"Un Altro Giro" (regia di Thomas Vinterberg, Danimarca, 2020), racconta la storia di quattro insegnanti di liceo, disillusi e in andropausa che, per trovare un rimedio ad una vita fatta ormai solo di noia, indifferenza ed insoddisfazione (sia sul piano sociale che su quello professionale), decidono di sperimentare la teoria attribuita allo psichiatra Finn Skårderud.
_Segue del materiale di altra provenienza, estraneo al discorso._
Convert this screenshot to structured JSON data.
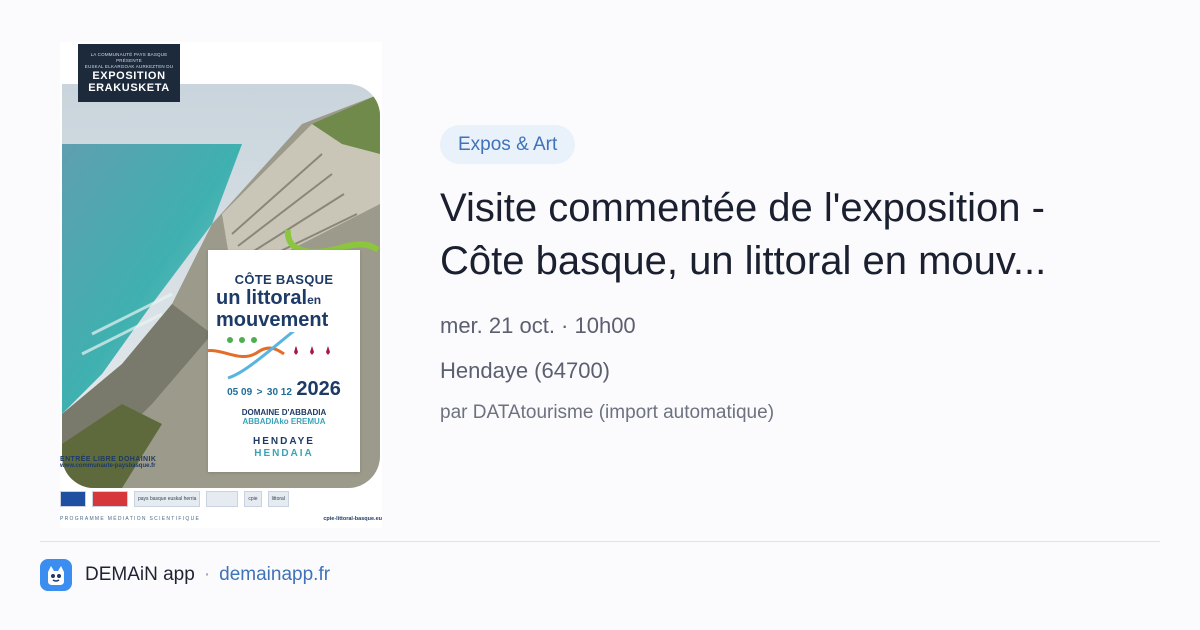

Secondo questa millantata teoria (ma si tratta di una diceria solamente), correggendo un presunto difetto congenito di alcol nel sangue, pari allo 0,05% (né più né meno), migliorerebbe la performance e la qualità della vita di ognuno, conducendo persino al successo personale.
I quattro frustrati iniziano così a bere solo nell’orario di lavoro e, "come faceva Hemingway, mai dopo le otto di sera né nei weekend".
La parabola discendente e tragica di questa condotta alcolica è immaginabile e il quartetto dovrà ben presto fare i conti con le conseguenze di questa "ricerca scientifica".
Triste metafora di una Danimarca libera ed ebbra, in cui è normale che tutti si ubriachino, in cui i giovani arrivano a bere 50 bicchieri di birra, whiskey, vino, etc. alla settimana, organizzando corse alcoliche attorno al lago e divenendo elemento di scompiglio, ma anche di vitalità , in un paese altrimenti freddo, austero, fatto e dominato da adulti demoralizzati, grigi e sciupati come i componenti del nostro quartetto.
"Cos'è la giovinezza? Un sogno. Cos'è l'amore? Il contenuto del sogno", così scriveva Søren Kierkegaard, filosofo, teologo e scrittore danese. Il film è il tratteggio demoralizzante di una generazione degenerata (mi si conceda il gioco di parole), che ha perso oramai ogni capacità di sognare.